Bachelors and Masters projects are integrated into the overarching physics programme of the ALICE group, and contribute towards our goal of understanding the system created in pp, p-Pb, and Pb-Pb collisions. Some example projects are listed below, but we are happy to discuss other ideas based on the interests of the student and the supervisor as well as the current activities of the ALICE group.
If you choose to do a project in the ALICE group we will provide you with a laptop (linux), real data from the ALICE experiment, and software to analyse the data (ROOT/C++).
Examples of projects that can be done in the ALICE group:
Data analysis projects:
The main activity of the group is data analysis and we have projects covering pp, p-Pb and Pb-Pb collisions. Currently most projects are focused on small systems (pp and p-Pb) where we have a collaboration with the Lund theory group (THEP) to understand how physics associated with QGP formation in a large system (Pb-Pb) can also be observed in small systems.
An example of an analysis project could be:
- Studying strangeness production in small systems: ALICE has published in Nature Physics how the production of hadrons containing strange quarks is enhanced compared to non-strange hadrons in small systems, which has traditionally been viewed as a signature of QGP formation. The Lund ALICE group is doing several studies to try to identify the origin of this strangeness enhancement. We also compare ALICE data to the state-of-the-art Angantyr model developed within THEP to understand if the experimental measurements indicate that a QGP is formed in pp collisions, or whether an alternative physics mechanism can explain the data.
On the detector side, the Lund group has been heavily involved in the construction of the Time Projection Chamber (TPC) sub-detector in ALICE. The ALICE TPC is a 90 cubic meter gas detector designed to precisely track the thousands or tens of thousands of individual charged particles produced in a single Pb-Pb collision (see the picture on this page).
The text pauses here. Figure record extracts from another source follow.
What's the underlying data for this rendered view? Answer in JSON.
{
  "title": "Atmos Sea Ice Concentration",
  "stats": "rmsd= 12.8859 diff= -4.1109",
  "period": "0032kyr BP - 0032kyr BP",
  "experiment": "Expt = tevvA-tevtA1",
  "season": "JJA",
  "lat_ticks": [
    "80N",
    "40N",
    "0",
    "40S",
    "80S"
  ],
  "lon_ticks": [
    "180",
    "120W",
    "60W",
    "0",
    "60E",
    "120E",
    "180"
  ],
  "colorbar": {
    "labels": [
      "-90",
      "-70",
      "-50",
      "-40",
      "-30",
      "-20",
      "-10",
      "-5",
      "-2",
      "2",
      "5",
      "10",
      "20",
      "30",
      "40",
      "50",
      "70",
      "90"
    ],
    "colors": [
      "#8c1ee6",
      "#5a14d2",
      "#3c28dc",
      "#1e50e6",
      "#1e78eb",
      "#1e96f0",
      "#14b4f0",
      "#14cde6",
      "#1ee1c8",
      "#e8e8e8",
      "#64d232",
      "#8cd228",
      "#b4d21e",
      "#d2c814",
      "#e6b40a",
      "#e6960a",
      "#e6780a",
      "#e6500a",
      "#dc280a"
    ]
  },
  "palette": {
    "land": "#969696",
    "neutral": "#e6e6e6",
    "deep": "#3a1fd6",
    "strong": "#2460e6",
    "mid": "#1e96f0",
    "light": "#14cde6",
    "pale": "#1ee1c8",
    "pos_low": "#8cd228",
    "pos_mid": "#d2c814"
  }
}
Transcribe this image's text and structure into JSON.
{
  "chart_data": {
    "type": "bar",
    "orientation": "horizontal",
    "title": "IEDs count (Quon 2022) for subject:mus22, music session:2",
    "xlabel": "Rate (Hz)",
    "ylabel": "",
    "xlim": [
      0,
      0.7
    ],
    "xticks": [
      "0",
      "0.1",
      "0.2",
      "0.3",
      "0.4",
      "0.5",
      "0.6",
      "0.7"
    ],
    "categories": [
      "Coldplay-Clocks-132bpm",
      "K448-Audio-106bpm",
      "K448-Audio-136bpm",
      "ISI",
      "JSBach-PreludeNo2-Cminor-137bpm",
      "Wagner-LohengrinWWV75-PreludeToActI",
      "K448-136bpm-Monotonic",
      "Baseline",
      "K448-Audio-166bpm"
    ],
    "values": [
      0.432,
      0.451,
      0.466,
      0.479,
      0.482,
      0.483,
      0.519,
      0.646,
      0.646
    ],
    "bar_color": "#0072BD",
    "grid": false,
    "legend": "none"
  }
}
Currently, the TPC readout is being upgraded from Wire Chambers (MWPCs) to Gas Electron Multiplying foils (GEMs) as part of a big ALICE upgrade during CERN’s Long Shutdown 2 (LS2), 2019-2021. The upgraded detector is fully installed and there will be lots of activity in 2021-2022 to calibrate the detector and optimize its performance.
An example of a detector project could be:
- TPC calibration with laser data: By analyzing the data taken with the TPC laser system it is possible to determine at the sub-millimeter level the distortions caused by imperfections in the electric field and misalignment between the magnetic and the electric field (so called ExB effects). This will in particular be important in Run 3 (2022-2024) where these distortions are expected to be large (of order cm) due to the high luminosity delivered by the upgraded LHC. The ALICE collaboration will rely on the precise calibration of the TPC in order to continue to perform high-quality physics measurements.